Primeiro Reinado do Brasil

Maria Clara Cavalcanti
Publicado por Maria Clara Cavalcanti
Última atualização: 29/8/2018

Introdução

Primeiro Reinado é o nome dado ao período que teve início com a Independência do Brasil, em 1822, e se encerrou em 1831. Durante esses anos, o país foi governado por Dom Pedro I e passou por várias revoltas e conflitos.

Os primeiro países a reconhecerem a Independência do Brasil foram os Estados Unidos e a Inglaterra. Portugal também reconheceu a emancipação de sua antiga colônia nesse período, mediante ao pagamento de uma indenização.

A Assembléia Constituinte e a Primeira Constituição do Brasil

Uma das primeiras medidas tomadas durante o Primeiro Reinado foi a convocatória de uma Assembléia Constituinte.

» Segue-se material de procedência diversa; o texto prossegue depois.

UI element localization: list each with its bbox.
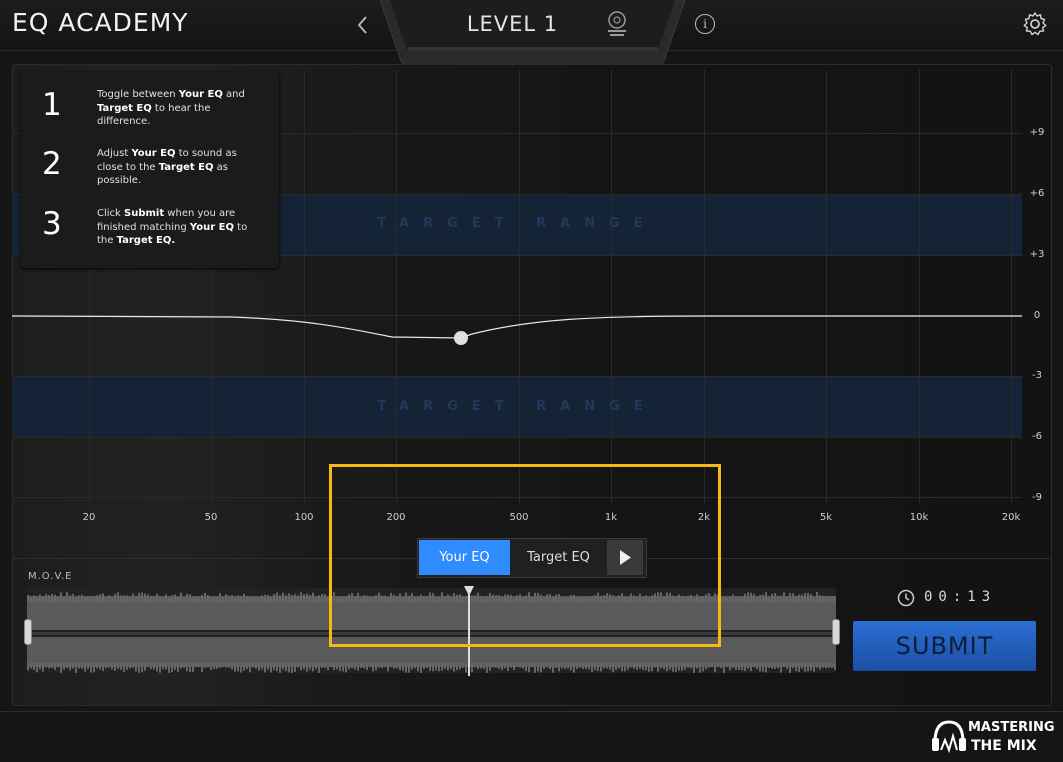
app-title: EQ ACADEMY bbox=[12, 8, 189, 37]
footer-divider bbox=[0, 711, 1063, 712]
region-end-handle[interactable] bbox=[832, 619, 840, 645]
db-label: -9 bbox=[1032, 492, 1042, 503]
freq-label: 10k bbox=[909, 512, 929, 523]
freq-label: 50 bbox=[204, 512, 218, 523]
track-name: M.O.V.E bbox=[28, 571, 73, 582]
db-label: -6 bbox=[1032, 431, 1042, 442]
back-button[interactable] bbox=[350, 10, 376, 40]
timer-readout: 00:13 bbox=[924, 589, 997, 605]
db-label: +3 bbox=[1029, 249, 1045, 260]
clock-icon bbox=[897, 589, 915, 607]
db-label: +9 bbox=[1029, 127, 1045, 138]
db-label: 0 bbox=[1033, 310, 1041, 321]
step-number: 3 bbox=[42, 206, 62, 242]
step-text: Adjust Your EQ to sound as close to the … bbox=[97, 148, 237, 186]
level-title: LEVEL 1 bbox=[466, 12, 559, 36]
step-text: Click Submit when you are finished match… bbox=[97, 208, 248, 246]
info-icon: i bbox=[703, 17, 707, 31]
chevron-left-icon bbox=[357, 16, 367, 34]
db-label: +6 bbox=[1029, 188, 1045, 199]
submit-button[interactable]: SUBMIT bbox=[853, 621, 1036, 671]
freq-label: 5k bbox=[819, 512, 833, 523]
settings-button[interactable] bbox=[1022, 11, 1048, 37]
eq-band-handle[interactable] bbox=[454, 331, 468, 345]
freq-label: 20k bbox=[1001, 512, 1021, 523]
freq-label: 20 bbox=[82, 512, 96, 523]
freq-label: 100 bbox=[294, 512, 314, 523]
brand-name-bottom: THE MIX bbox=[971, 738, 1037, 754]
region-start-handle[interactable] bbox=[24, 619, 32, 645]
headphones-logo-icon bbox=[932, 720, 966, 754]
turntable-icon bbox=[608, 11, 626, 36]
gear-icon bbox=[1023, 12, 1047, 36]
eq-curve bbox=[12, 315, 1022, 339]
info-button[interactable]: i bbox=[695, 14, 715, 34]
step-number: 2 bbox=[42, 146, 62, 182]
brand-name-top: MASTERING bbox=[968, 720, 1055, 735]
step-number: 1 bbox=[42, 87, 62, 123]
db-label: -3 bbox=[1032, 370, 1042, 381]
highlight-box bbox=[329, 464, 721, 647]
step-text: Toggle between Your EQ and Target EQ to … bbox=[97, 89, 245, 127]
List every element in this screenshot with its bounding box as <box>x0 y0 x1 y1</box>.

Nessa assembléia, um grupo de deputados criou uma primeira versão da Constituição que ficou conhecida como Constituição da Mandioca. O documento levava esse nome uma vez que dava o direito ao voto somente às pessoas que possuíam uma quantidade específica de terras de cultivo de mandioca.

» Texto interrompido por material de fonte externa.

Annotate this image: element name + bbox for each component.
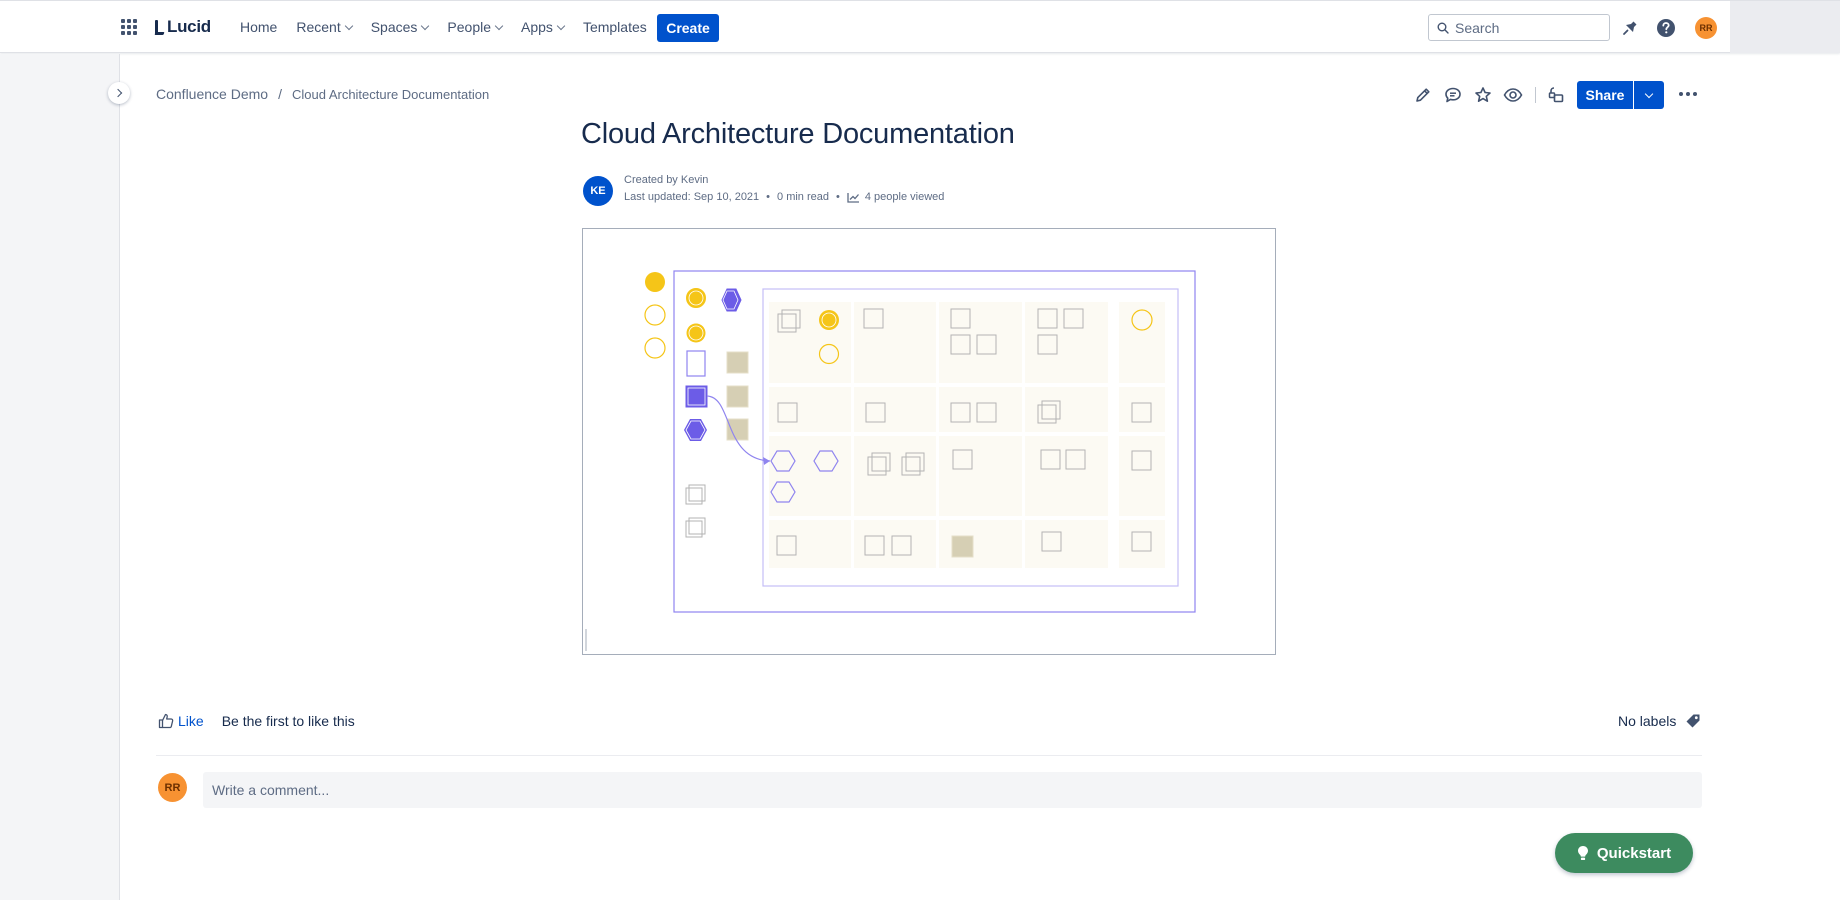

Essa Constituição limitava muito o poder de Dom Pedro I e excluía, ao máximo, a participação política dos portugueses, já que estes eram majoritariamente comerciantes e, por isso, não atendiam às exigências necessárias para o direito ao voto.

Mediante ao desenvolvimento de uma Constituição que não o satisfazia, Dom Pedro I mandou prender parte dos deputados que estavam escrevendo o documento e interrompeu o processo. A noite das prisões ficou conhecida como Noite da Agonia e aconteceu em novembro de 1823.

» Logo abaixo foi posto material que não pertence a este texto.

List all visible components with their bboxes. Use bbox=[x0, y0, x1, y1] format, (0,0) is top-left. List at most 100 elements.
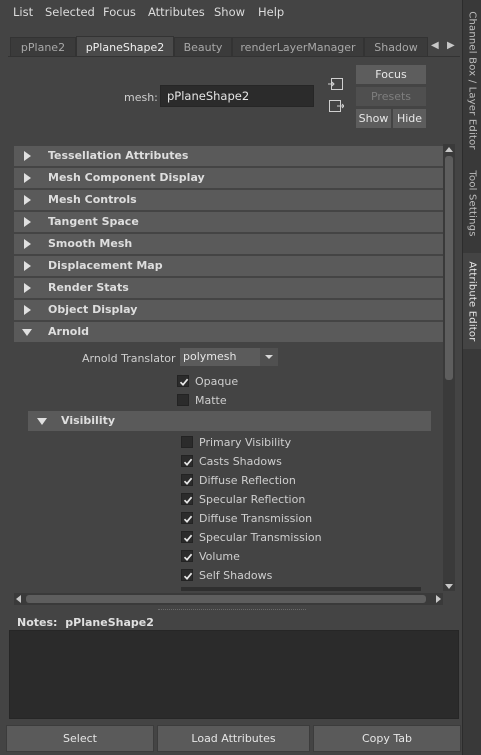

Nesse contexto, Dom Pedro I convocou dez membros aliados para a confecção da primeira Constituição do Brasil, que foi outorgada pelo próprio rei em 1824.

Nela, o poder de Dom Pedro I foi ampliado com a criação de um quarto poder, o poder moderador, que se sobrepunha aos outros três poderes nas tomadas de decisão. Esse poder moderador, representado pelo rei, podia também dissolver a câmara, vetar decisões do legislativo, nomear cargos etc.

Sendo assim, a Constituição de 1824:

  • ampliou o poder político de Dom Pedro e, consequentemente, de seus aliados do Partido Português;
  • instituiu o voto censitário, ou seja, a exigência de uma renda mínima para o exercício do voto, independente da posse de terras;
  • decretou a religião católica como a religião oficial do Estado;

Confederação do Equador

A Constituição de 1824, por atribuir tanto poder ao Dom Pedro I, foi motivo de muitas insatisfações e gerou rebeliões espalhadas pelo Brasil. Uma das mais conhecidas foi a chamada Confederação do Equador, que aconteceu principalmente em Pernambuco, e teve como um de seus líderes mais conhecidos Frei Caneca.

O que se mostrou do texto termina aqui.